Public - Droit public général
10/05/2023
Dans un arrêt du 3 mai 2023 publié au recueil Lebon, le Conseil d’État a déclaré que l’administration pouvait engager une procédure disciplinaire et révoquer un fonctionnaire pour des faits antérieurs à son entrée dans la fonction publique. Le juge devra toutefois s’assurer que les faits révèlent une véritable incompatibilité avec le maintien de l’agent dans la fonction publique.
Dans cette affaire, un fonctionnaire du département de la Seine-Saint-Denis a été révoqué après la découverte de fraudes aux prestations sociales versées par le département. L’agent a obtenu l’annulation de sa révocation par le tribunal administratif, avant une annulation du jugement par la cour administrative d’appel. Il se pourvoit en cassation en vue de l’annulation de la révocation et de sa réintégration.
 
Faits antérieurs à la nomination du fonctionnaire
 
Dans son arrêt du 3 mai 2023 (CE, 3 mai 2023, n° 438248, Lebon), le Conseil d’État déclare qu’un agent peut bien être condamné à une sanction disciplinaire pour des faits antérieurs à sa nomination, s’ils ont été connus ultérieurement par l’administration : « Lorsque l'administration estime que des faits, antérieurs à la nomination d'un fonctionnaire mais portés ultérieurement à sa connaissance, révèlent, par leur nature et en dépit de leur ancienneté, une incompatibilité avec le maintien de l'intéressé dans la fonction publique, il lui revient, sous le contrôle du juge de l'excès de pouvoir, d'en tirer les conséquences en engageant une procédure disciplinaire en vue de procéder, à raison de cette incompatibilité, à la révocation de ce fonctionnaire ».
 
Il convient toutefois de s’assurer que ces faits révèlent une incompatibilité « par leur nature ». Cette incompatibilité doit être avérée, ce qui peut se révéler difficile s’agissant de faits antérieurs à l’entrée de l’agent dans la fonction publique.

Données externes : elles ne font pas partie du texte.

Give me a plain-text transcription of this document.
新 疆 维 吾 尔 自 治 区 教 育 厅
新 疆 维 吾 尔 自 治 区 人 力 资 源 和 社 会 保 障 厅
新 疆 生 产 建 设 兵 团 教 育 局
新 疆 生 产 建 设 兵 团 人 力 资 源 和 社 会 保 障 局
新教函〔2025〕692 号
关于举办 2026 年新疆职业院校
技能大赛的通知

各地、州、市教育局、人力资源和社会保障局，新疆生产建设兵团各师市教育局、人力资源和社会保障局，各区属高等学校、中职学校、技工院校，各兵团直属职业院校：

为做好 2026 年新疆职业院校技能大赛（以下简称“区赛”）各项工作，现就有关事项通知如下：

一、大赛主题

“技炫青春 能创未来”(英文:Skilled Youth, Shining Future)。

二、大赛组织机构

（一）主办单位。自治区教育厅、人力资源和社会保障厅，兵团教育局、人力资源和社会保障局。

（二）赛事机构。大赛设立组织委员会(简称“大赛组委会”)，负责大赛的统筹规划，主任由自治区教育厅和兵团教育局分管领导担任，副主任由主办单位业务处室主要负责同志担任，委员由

En l’espèce, le Conseil relève que la révocation du fonctionnaire est fondée sur :
 
  • d'une part, des « antécédents judiciaires, regardés comme incompatibles avec l'exercice par l'intéressé de ses fonctions » ;
  • d'autre part, « la consultation à trois reprises, en mars et avril 2014, d'un dossier ne relevant pas de son champ d'intervention et relatif au bénéfice de prestations sociales dont a frauduleusement bénéficié une de ses connaissances ».
 
Incompatibilité avec l’exercice des fonctions
 
Pour le second élément, il ressort du dossier que la révocation aurait eu lieu même sans cet élément. Le Conseil contrôle donc le premier élément et déclare que la CAA n’a pas suffisamment motivé sa décision « en se bornant à relever l'existence d'antécédents judiciaires (…) sans caractériser les faits à l'origine des condamnations de ce dernier et sans apprécier si ces faits, compte tenu de leur nature et de leur ancienneté, étaient de nature à conduire à la révocation de l'intéressé ».
 
La Haute cour règle l’affaire au fond et juge que les antécédents judiciaires de l’agent ne sont pas incompatibles avec l’exercice de ses fonctions. Le fonctionnaire, recruté en 2012, avait été condamné en 2008 pour un « vol avec violence n'ayant pas entraîné d'incapacité de travail, commis au préjudice d'un magasin pour un montant de 485 euros, à une peine de deux ans de prison dont un an avec sursis », puis en 2012 « pour avoir tenté de pénétrer sans autorisation dans un établissement pénitentiaire en s'y présentant avec une pièce d'identité qui n'était pas la sienne, à une peine de trente jours-amende ».
 
Le Conseil note que ces condamnations ont donné lieu « pour la seconde, à une dispense d'inscription au bulletin n°2 du casier judiciaire de l'intéressé et, pour la première, à un effacement de ces mentions ».
 
Il considère que ces faits n’affectent pas le bon fonctionnement ou la réputation du service et ne justifient pas la révocation du fonctionnaire, compte tenu :
  • de leur ancienneté,
  • de leur nature,
  • du fait que l’autorité judiciaire ait retenu « en 2012 que leur gravité ne justifiait pas ou plus de mention des condamnations correspondantes au bulletin n° 2 du casier judiciaire ».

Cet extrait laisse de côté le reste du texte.